First quarter revenue of 599.4 million dollars at Wolverine Worldwide declined 2.5 percent versus the prior year and declined 0.5 percent on a constant currency basis.
The company said revenue from the ongoing business was 580.4 million dollars representing constant currency growth of 2.9 percent.
The company's international business rose 12.6 percent or 18 percent on a constant currency basis to 249.7 million dollars. Direct-to-consumer revenue from the ongoing business of 124.9 million dollars was down 7.7 percent compared to the prior year and down 4.4 percent on a constant currency basis.
Gross margin for the quarter was 39.4 percent compared to 42.5 percent in the prior year.
“We are pleased with delivering first quarter results in line with guidance which included 15 percent constant currency revenue growth from our Active Group. Earnings results slightly exceeded our expectations and we made progress on reducing inventory. Our first quarter performance and initiatives we have in place position us to reaffirm our full-year outlook despite a challenging environment," said Brendan Hoffman, the company’s president and CEO in a release.

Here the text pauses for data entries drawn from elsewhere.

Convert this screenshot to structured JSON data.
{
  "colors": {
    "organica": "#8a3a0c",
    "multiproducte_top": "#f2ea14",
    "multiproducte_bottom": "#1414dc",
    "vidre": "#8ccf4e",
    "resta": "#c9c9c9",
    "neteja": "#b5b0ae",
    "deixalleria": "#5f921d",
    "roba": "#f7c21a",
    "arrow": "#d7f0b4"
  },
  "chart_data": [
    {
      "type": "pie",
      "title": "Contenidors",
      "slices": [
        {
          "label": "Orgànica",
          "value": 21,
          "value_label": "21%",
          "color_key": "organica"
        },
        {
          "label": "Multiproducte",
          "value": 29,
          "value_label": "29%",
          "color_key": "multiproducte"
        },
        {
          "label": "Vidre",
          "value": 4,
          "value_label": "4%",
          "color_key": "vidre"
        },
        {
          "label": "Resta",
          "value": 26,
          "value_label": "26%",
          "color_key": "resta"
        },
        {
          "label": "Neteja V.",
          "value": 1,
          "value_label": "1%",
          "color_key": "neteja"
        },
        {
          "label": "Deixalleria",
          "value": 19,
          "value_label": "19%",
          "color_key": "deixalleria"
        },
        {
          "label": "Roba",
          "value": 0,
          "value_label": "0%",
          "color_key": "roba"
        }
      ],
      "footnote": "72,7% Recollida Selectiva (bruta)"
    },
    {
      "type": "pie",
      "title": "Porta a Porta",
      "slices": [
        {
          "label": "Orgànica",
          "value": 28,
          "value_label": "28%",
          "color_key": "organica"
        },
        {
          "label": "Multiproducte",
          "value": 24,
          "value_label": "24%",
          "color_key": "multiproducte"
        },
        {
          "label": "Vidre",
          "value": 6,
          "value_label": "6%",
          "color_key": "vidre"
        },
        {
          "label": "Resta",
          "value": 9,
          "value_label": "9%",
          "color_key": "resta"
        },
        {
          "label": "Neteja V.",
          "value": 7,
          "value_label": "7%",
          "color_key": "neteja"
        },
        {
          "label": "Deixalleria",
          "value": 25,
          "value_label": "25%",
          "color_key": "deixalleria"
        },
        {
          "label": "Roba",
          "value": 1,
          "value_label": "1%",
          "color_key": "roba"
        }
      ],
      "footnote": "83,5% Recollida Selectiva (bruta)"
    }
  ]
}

For fiscal 2023, the company added, revenue from ongoing business is expected to be in the range of 2.53 billion dollars to 2.58 billion dollars, representing growth of approximately 0 percent to 2 percent and constant currency growth of approximately 1 percent to 3 percent.
Gross margin is expected to be approximately 41.3 percent and adjusted gross margin is expected to be approximately 42 percent. Operating margin is expected to be approximately 8.7 percent and adjusted operating margin is expected to be approximately 8.5 percent.
Diluted earnings per share are expected to be between 1.50 dollars to 1.70 dollars and adjusted diluted earnings per share are expected to be between 1.40 dollars to 1.60 dollars.